Archive for November, 2008

Using Beautiful Soup for Screen Scraping

posted on November 12th, 2008 by Greg in Personal Projects

I’ve been curious to learn more about screen scraping for some time. And then I heard about a python script that is great for parsing html. Since I’ve also been learning python, I thought now was the perfect time to explore some scraping.

In the past I had some trouble with using php to parse the magic the gathering official site for new card info when working on my mtg card database. I didn’t spend much time trying to figure that out, but using python I didn’t have a problem.

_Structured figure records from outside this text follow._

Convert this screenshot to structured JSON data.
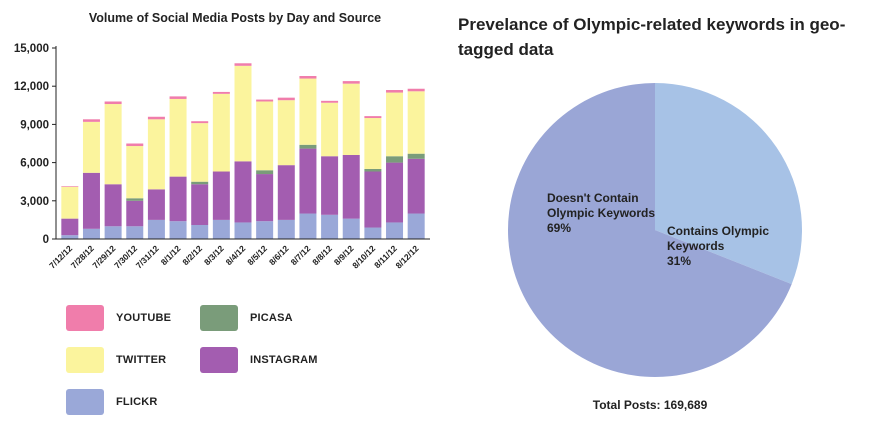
{
  "chart_data": [
    {
      "type": "bar",
      "stacked": true,
      "title": "Volume of Social Media Posts by Day and Source",
      "categories": [
        "7/12/12",
        "7/28/12",
        "7/29/12",
        "7/30/12",
        "7/31/12",
        "8/1/12",
        "8/2/12",
        "8/3/12",
        "8/4/12",
        "8/5/12",
        "8/6/12",
        "8/7/12",
        "8/8/12",
        "8/9/12",
        "8/10/12",
        "8/11/12",
        "8/12/12"
      ],
      "series": [
        {
          "name": "FLICKR",
          "color": "#9aa8d8",
          "values": [
            300,
            800,
            1000,
            1000,
            1500,
            1400,
            1100,
            1500,
            1300,
            1400,
            1500,
            2000,
            1900,
            1600,
            900,
            1300,
            2000
          ]
        },
        {
          "name": "INSTAGRAM",
          "color": "#a35db0",
          "values": [
            1300,
            4400,
            3300,
            2000,
            2400,
            3500,
            3200,
            3800,
            4800,
            3700,
            4300,
            5100,
            4600,
            5000,
            4400,
            4700,
            4300
          ]
        },
        {
          "name": "PICASA",
          "color": "#7a9c7a",
          "values": [
            0,
            0,
            0,
            200,
            0,
            0,
            200,
            0,
            0,
            300,
            0,
            300,
            0,
            0,
            200,
            500,
            400
          ]
        },
        {
          "name": "TWITTER",
          "color": "#fbf49d",
          "values": [
            2500,
            4000,
            6300,
            4100,
            5500,
            6100,
            4600,
            6100,
            7500,
            5400,
            5100,
            5200,
            4200,
            5600,
            4000,
            5000,
            4900
          ]
        },
        {
          "name": "YOUTUBE",
          "color": "#f07dab",
          "values": [
            50,
            200,
            200,
            200,
            200,
            200,
            150,
            150,
            200,
            150,
            200,
            200,
            150,
            200,
            150,
            200,
            200
          ]
        }
      ],
      "ylim": [
        0,
        15000
      ],
      "yticks": [
        0,
        3000,
        6000,
        9000,
        12000,
        15000
      ],
      "ytick_labels": [
        "0",
        "3,000",
        "6,000",
        "9,000",
        "12,000",
        "15,000"
      ],
      "grid": false
    },
    {
      "type": "pie",
      "title": "Prevelance of Olympic-related keywords in geo-tagged data",
      "slices": [
        {
          "label": "Contains Olympic Keywords",
          "value": 31,
          "pct_label": "31%",
          "color": "#a7c2e6"
        },
        {
          "label": "Doesn't Contain Olympic Keywords",
          "value": 69,
          "pct_label": "69%",
          "color": "#9aa6d6"
        }
      ],
      "total_label": "Total Posts: 169,689"
    }
  ],
  "legend": [
    {
      "name": "YOUTUBE",
      "color": "#f07dab"
    },
    {
      "name": "PICASA",
      "color": "#7a9c7a"
    },
    {
      "name": "TWITTER",
      "color": "#fbf49d"
    },
    {
      "name": "INSTAGRAM",
      "color": "#a35db0"
    },
    {
      "name": "FLICKR",
      "color": "#9aa8d8"
    }
  ]
}
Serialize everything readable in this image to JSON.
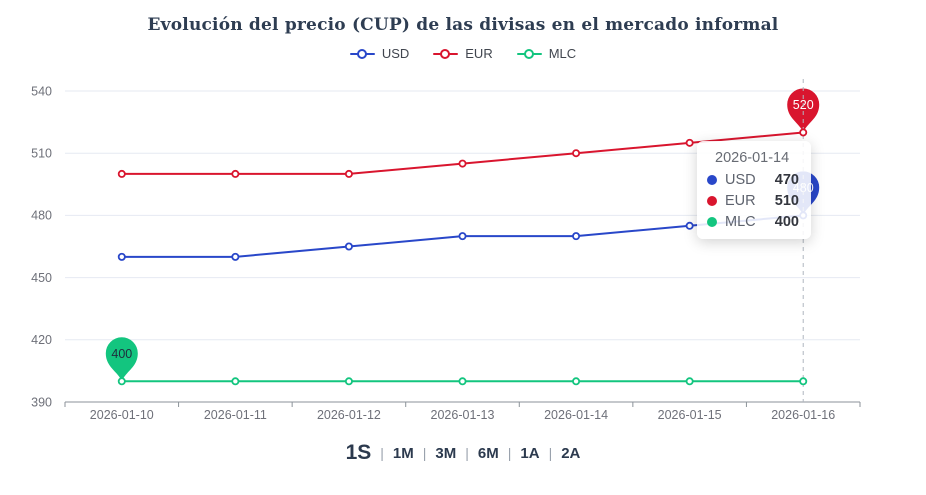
{
  "title": "Evolución del precio (CUP) de las divisas en el mercado informal",
  "chart_data": {
    "type": "line",
    "x": [
      "2026-01-10",
      "2026-01-11",
      "2026-01-12",
      "2026-01-13",
      "2026-01-14",
      "2026-01-15",
      "2026-01-16"
    ],
    "series": [
      {
        "name": "USD",
        "color": "#2947c9",
        "values": [
          460,
          460,
          465,
          470,
          470,
          475,
          480
        ]
      },
      {
        "name": "EUR",
        "color": "#d9152e",
        "values": [
          500,
          500,
          500,
          505,
          510,
          515,
          520
        ]
      },
      {
        "name": "MLC",
        "color": "#13c57f",
        "values": [
          400,
          400,
          400,
          400,
          400,
          400,
          400
        ]
      }
    ],
    "ylim": [
      390,
      540
    ],
    "yticks": [
      390,
      420,
      450,
      480,
      510,
      540
    ],
    "grid": true,
    "legend_position": "top",
    "markers": [
      {
        "series": "MLC",
        "x": "2026-01-10",
        "value": 400,
        "label": "400",
        "label_color": "#1f2d3d"
      },
      {
        "series": "USD",
        "x": "2026-01-16",
        "value": 480,
        "label": "480",
        "label_color": "#ffffff"
      },
      {
        "series": "EUR",
        "x": "2026-01-16",
        "value": 520,
        "label": "520",
        "label_color": "#ffffff"
      }
    ],
    "cursor_x": "2026-01-16"
  },
  "tooltip": {
    "date": "2026-01-14",
    "rows": [
      {
        "series": "USD",
        "label": "USD",
        "value": "470"
      },
      {
        "series": "EUR",
        "label": "EUR",
        "value": "510"
      },
      {
        "series": "MLC",
        "label": "MLC",
        "value": "400"
      }
    ]
  },
  "range_selector": {
    "options": [
      "1S",
      "1M",
      "3M",
      "6M",
      "1A",
      "2A"
    ],
    "selected": "1S",
    "separator": "|"
  },
  "colors": {
    "title": "#2e3d52",
    "axis_label": "#6e7079",
    "axis_line": "#8b9299",
    "gridline": "#e6eaf2",
    "cursor_line": "#b0b6bf",
    "tooltip_bg": "#ffffff"
  }
}
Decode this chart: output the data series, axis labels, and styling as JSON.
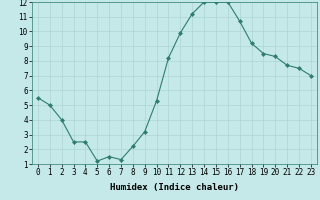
{
  "x": [
    0,
    1,
    2,
    3,
    4,
    5,
    6,
    7,
    8,
    9,
    10,
    11,
    12,
    13,
    14,
    15,
    16,
    17,
    18,
    19,
    20,
    21,
    22,
    23
  ],
  "y": [
    5.5,
    5.0,
    4.0,
    2.5,
    2.5,
    1.2,
    1.5,
    1.3,
    2.2,
    3.2,
    5.3,
    8.2,
    9.9,
    11.2,
    12.0,
    12.0,
    12.0,
    10.7,
    9.2,
    8.5,
    8.3,
    7.7,
    7.5,
    7.0
  ],
  "line_color": "#2e7d6e",
  "marker": "D",
  "marker_size": 2.0,
  "bg_color": "#c5e8e8",
  "grid_color": "#aed4d4",
  "xlabel": "Humidex (Indice chaleur)",
  "xlim": [
    -0.5,
    23.5
  ],
  "ylim": [
    1,
    12
  ],
  "xticks": [
    0,
    1,
    2,
    3,
    4,
    5,
    6,
    7,
    8,
    9,
    10,
    11,
    12,
    13,
    14,
    15,
    16,
    17,
    18,
    19,
    20,
    21,
    22,
    23
  ],
  "yticks": [
    1,
    2,
    3,
    4,
    5,
    6,
    7,
    8,
    9,
    10,
    11,
    12
  ],
  "tick_fontsize": 5.5,
  "xlabel_fontsize": 6.5
}
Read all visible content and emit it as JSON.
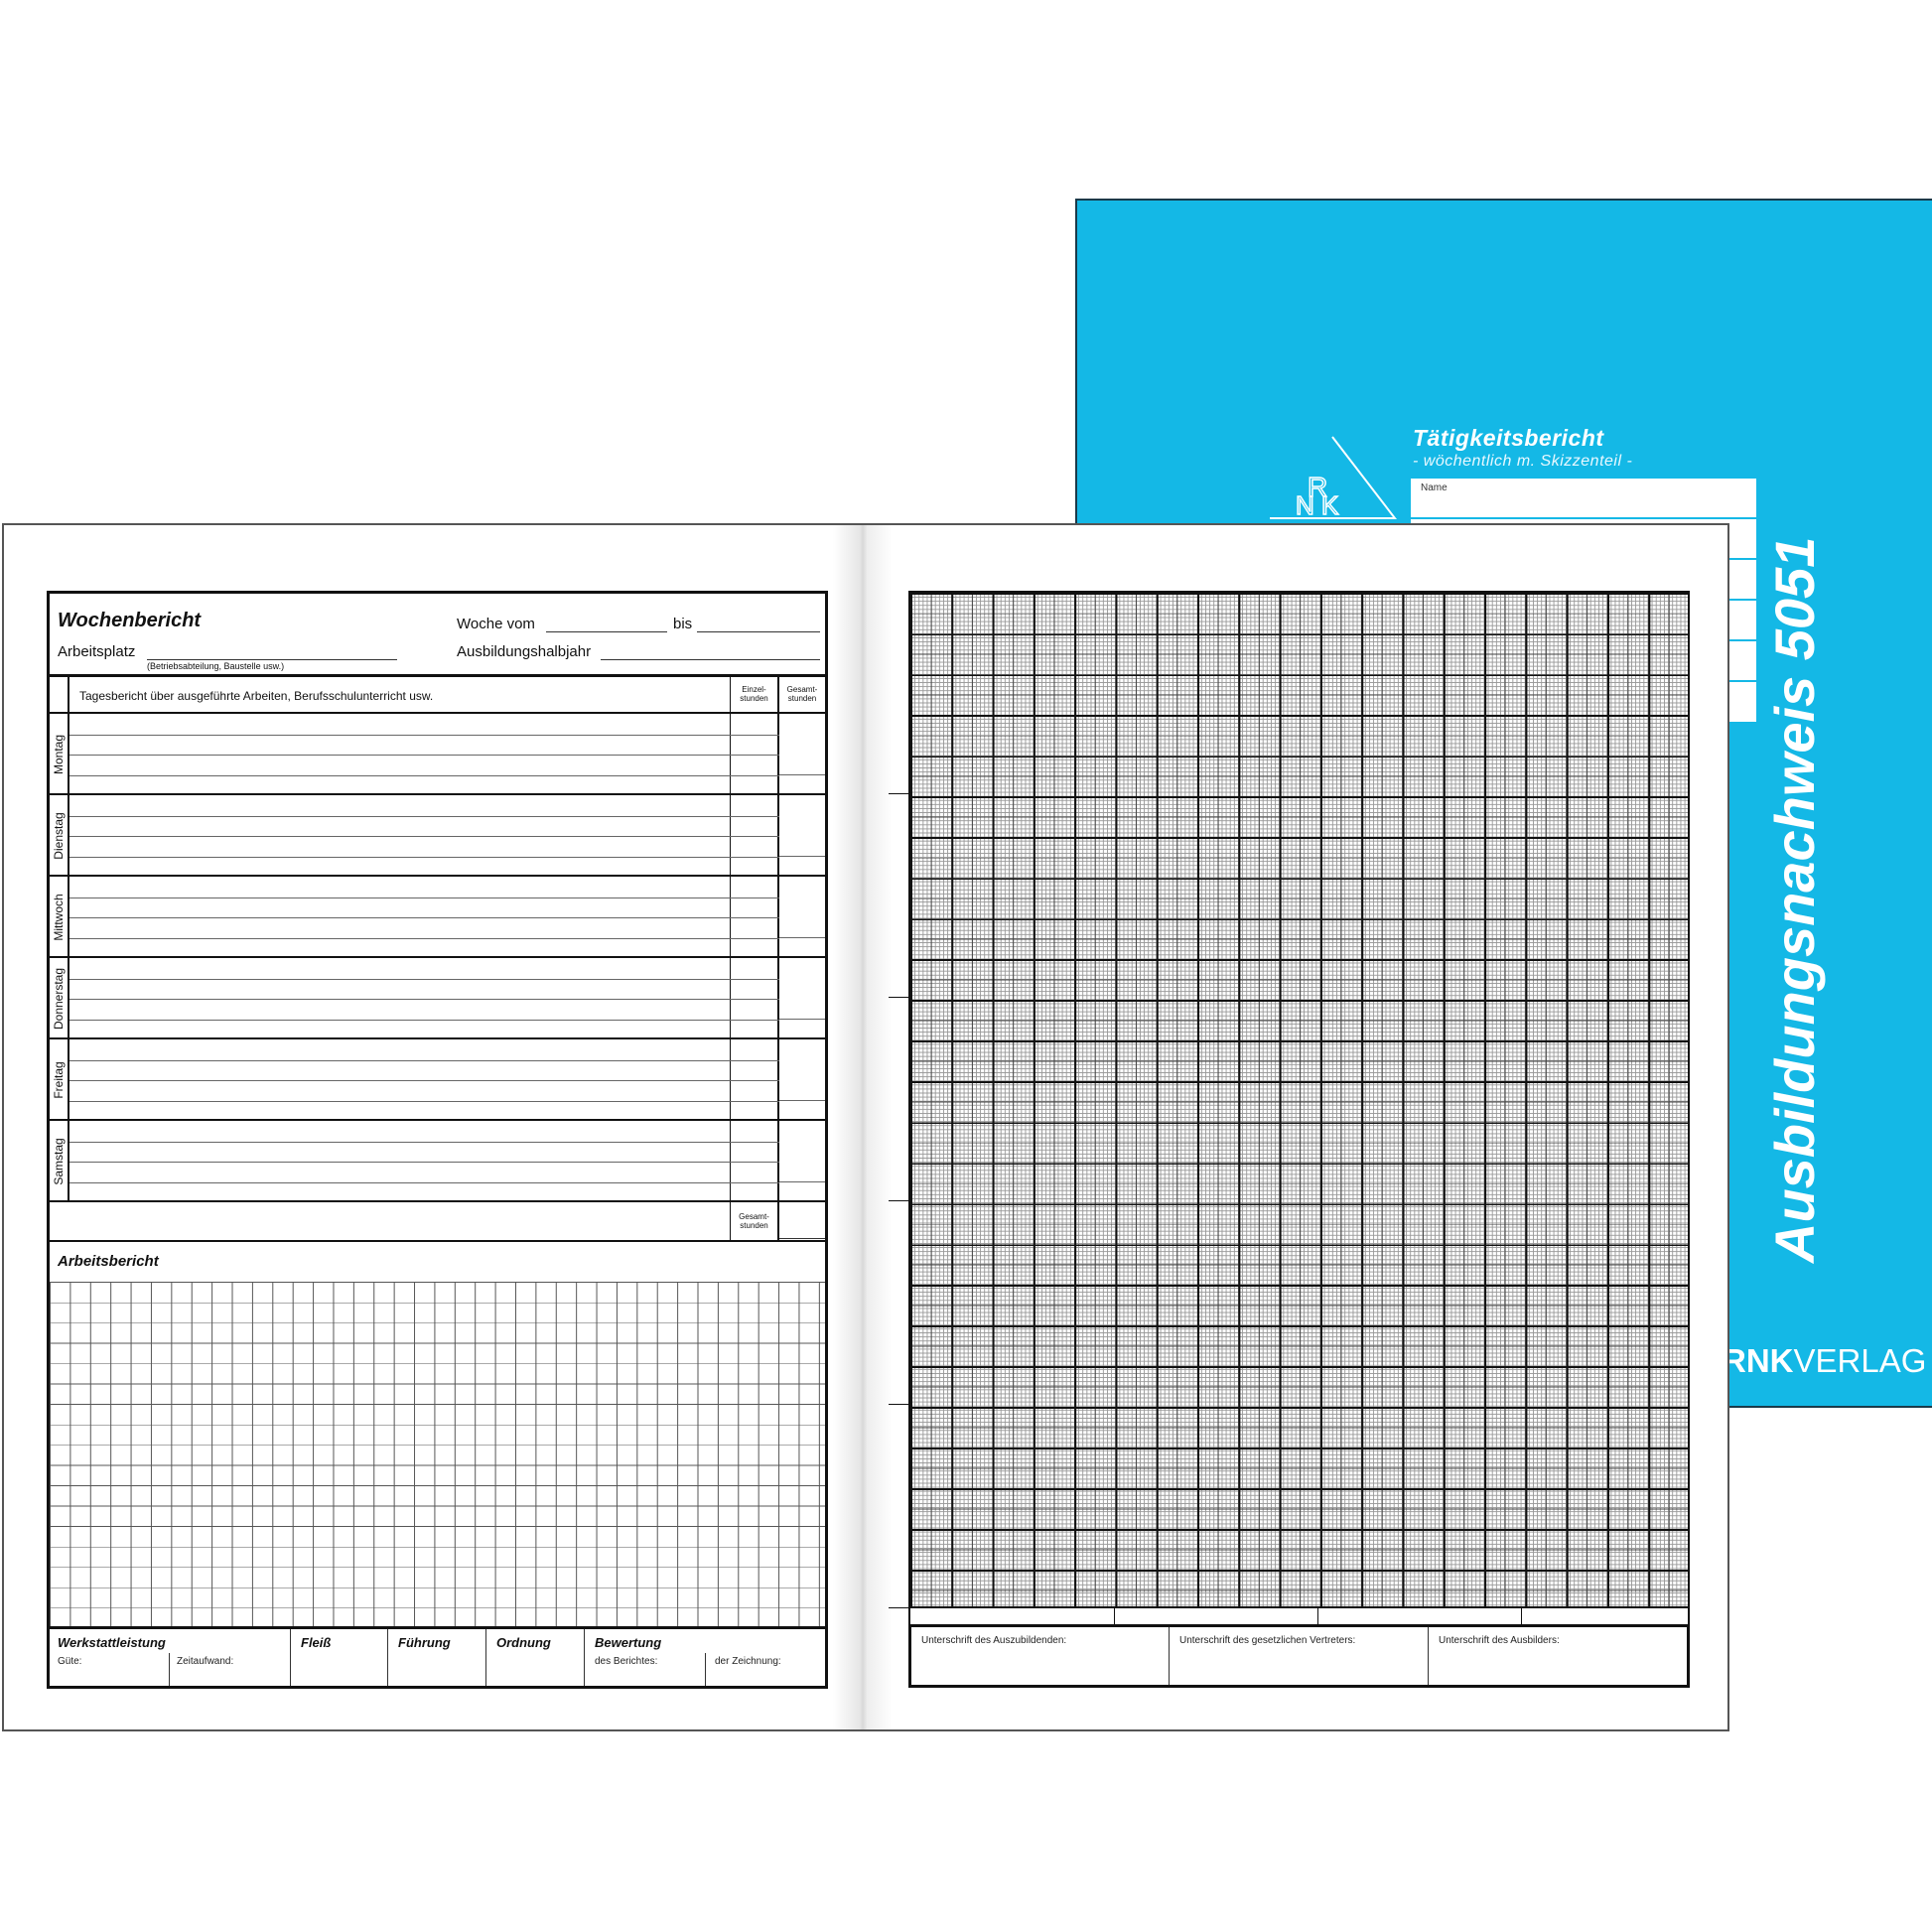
{
  "cover": {
    "title": "Tätigkeitsbericht",
    "subtitle": "- wöchentlich m. Skizzenteil -",
    "name_label": "Name",
    "product": "Ausbildungsnachweis 5051",
    "brand_bold": "RNK",
    "brand_light": "VERLAG",
    "color": "#14b8e6"
  },
  "left_page": {
    "title": "Wochenbericht",
    "week_from": "Woche vom",
    "week_to": "bis",
    "workplace": "Arbeitsplatz",
    "workplace_hint": "(Betriebsabteilung, Baustelle usw.)",
    "half_year": "Ausbildungshalbjahr",
    "table_header": "Tagesbericht über ausgeführte Arbeiten, Berufsschulunterricht usw.",
    "col_single": "Einzel-\nstunden",
    "col_total": "Gesamt-\nstunden",
    "days": [
      "Montag",
      "Dienstag",
      "Mittwoch",
      "Donnerstag",
      "Freitag",
      "Samstag"
    ],
    "total_label": "Gesamt-\nstunden",
    "work_report": "Arbeitsbericht",
    "footer": {
      "workshop": "Werkstattleistung",
      "quality": "Güte:",
      "time": "Zeitaufwand:",
      "diligence": "Fleiß",
      "conduct": "Führung",
      "order": "Ordnung",
      "rating": "Bewertung",
      "of_report": "des Berichtes:",
      "of_drawing": "der Zeichnung:"
    }
  },
  "right_page": {
    "sig_trainee": "Unterschrift des Auszubildenden:",
    "sig_guardian": "Unterschrift des gesetzlichen Vertreters:",
    "sig_trainer": "Unterschrift des Ausbilders:"
  }
}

After copying Beautiful Soup to my python path I started typing in some python at the command line.

from BeautifulSoup import BeautifulSoup as BSoup
import urllib
url  = 'http://ww2.wizards.com/gatherer/Index.aspx?setfilter=Shards%20of%20Alara&output=Spoiler'
html = urllib.urlopen(url).read()
soup = BSoup(html)
for tr in soup.fetch('tr'):
    if tr.td:
        print tr.td.string

This would output all of the magic card names on the page (and some other stuff). Here is another example: getting image urls when knowing the value of the id attribute on the img tags.

url  = 'http://ww2.wizards.com/gatherer/CardDetails.aspx?&id=175000'
html = urllib.urlopen(url).read()
soup = BSoup(html)
for img in soup.findAll(id='_imgCardImage'):
    print img['src']

With a little more time I could get all the cards and their images and fill up my database. I just have to find the time now.

Update 12/28/8

I just heard about Scrapy. Now I need to try it out with a project.